The Indefensibility of Refusing to Defend the Defense of Marriage Act

That’s what the Amicus Brief filed by the Claremont Institute in the case United States v. Windsor is claiming.

It touches on this admittedly interesting question:

Whether the President can deprive this Court of jurisdiction to consider the constitutionality of an act of Congress by refusing to defend the act when it is challenged?

A strange situation useful perhaps to consider in certain con-law classes focused on issues like “standing”, but note well. In my essay below calling for Democrat Leaders who are Forthright Supporters of the Constitution, I said that such leaders “will shy away from acts of questionable constitutionality.” Well, that’s not Obama.

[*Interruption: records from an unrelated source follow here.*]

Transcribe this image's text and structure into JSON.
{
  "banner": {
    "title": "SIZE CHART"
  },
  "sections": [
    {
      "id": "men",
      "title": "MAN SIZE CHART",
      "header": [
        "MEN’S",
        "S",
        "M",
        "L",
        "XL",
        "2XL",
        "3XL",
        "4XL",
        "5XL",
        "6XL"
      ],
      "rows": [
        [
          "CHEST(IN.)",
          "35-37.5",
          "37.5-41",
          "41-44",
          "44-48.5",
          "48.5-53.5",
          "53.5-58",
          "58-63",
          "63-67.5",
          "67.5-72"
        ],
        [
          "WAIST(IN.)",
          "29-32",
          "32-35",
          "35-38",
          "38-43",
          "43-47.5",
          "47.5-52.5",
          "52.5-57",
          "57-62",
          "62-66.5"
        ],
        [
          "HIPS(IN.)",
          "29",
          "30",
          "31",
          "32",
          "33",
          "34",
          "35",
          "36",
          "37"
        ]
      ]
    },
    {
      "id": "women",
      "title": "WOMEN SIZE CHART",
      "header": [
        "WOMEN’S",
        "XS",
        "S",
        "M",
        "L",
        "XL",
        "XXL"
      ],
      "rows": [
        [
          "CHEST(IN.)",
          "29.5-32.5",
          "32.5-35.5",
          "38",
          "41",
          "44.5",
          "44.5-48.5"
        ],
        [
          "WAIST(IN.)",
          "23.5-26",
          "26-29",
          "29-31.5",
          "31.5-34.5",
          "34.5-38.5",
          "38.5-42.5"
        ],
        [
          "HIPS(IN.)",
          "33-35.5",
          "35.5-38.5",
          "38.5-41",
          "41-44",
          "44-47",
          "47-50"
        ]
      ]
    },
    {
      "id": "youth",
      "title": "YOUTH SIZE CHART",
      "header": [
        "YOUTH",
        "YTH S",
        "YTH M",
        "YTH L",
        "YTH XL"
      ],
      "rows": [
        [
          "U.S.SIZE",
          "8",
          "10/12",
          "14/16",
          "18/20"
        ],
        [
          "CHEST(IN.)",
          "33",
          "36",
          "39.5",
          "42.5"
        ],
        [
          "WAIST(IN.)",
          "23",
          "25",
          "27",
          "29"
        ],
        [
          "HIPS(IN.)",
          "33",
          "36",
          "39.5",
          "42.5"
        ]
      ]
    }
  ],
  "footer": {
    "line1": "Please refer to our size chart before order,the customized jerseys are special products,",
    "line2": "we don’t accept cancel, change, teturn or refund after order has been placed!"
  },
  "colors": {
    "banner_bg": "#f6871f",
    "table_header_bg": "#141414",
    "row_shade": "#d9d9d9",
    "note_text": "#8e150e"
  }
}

And I said that the bad So-to-Speak-Supporters of the Constitution “take . . . dubiously constitutional actions . . . that are difficult or impossible to apply a “check or balance” to, and . . . difficult or impossible to successfully challenge in court.”

Well, that is.

The Claremont brief reminds us at one point of what is at stake:

The Bipartisan Legal Advisory Group, as the duly authorized representative of the House of Representatives, also has standing to intervene as a party to defend statutes adopted by Congress, particularly when the President abrogates his duty to “take care that the laws be faithfully executed.” To hold otherwise would give the President a de facto authority to suspend the law, the very concern that the Take Care Clause was designed to protect against.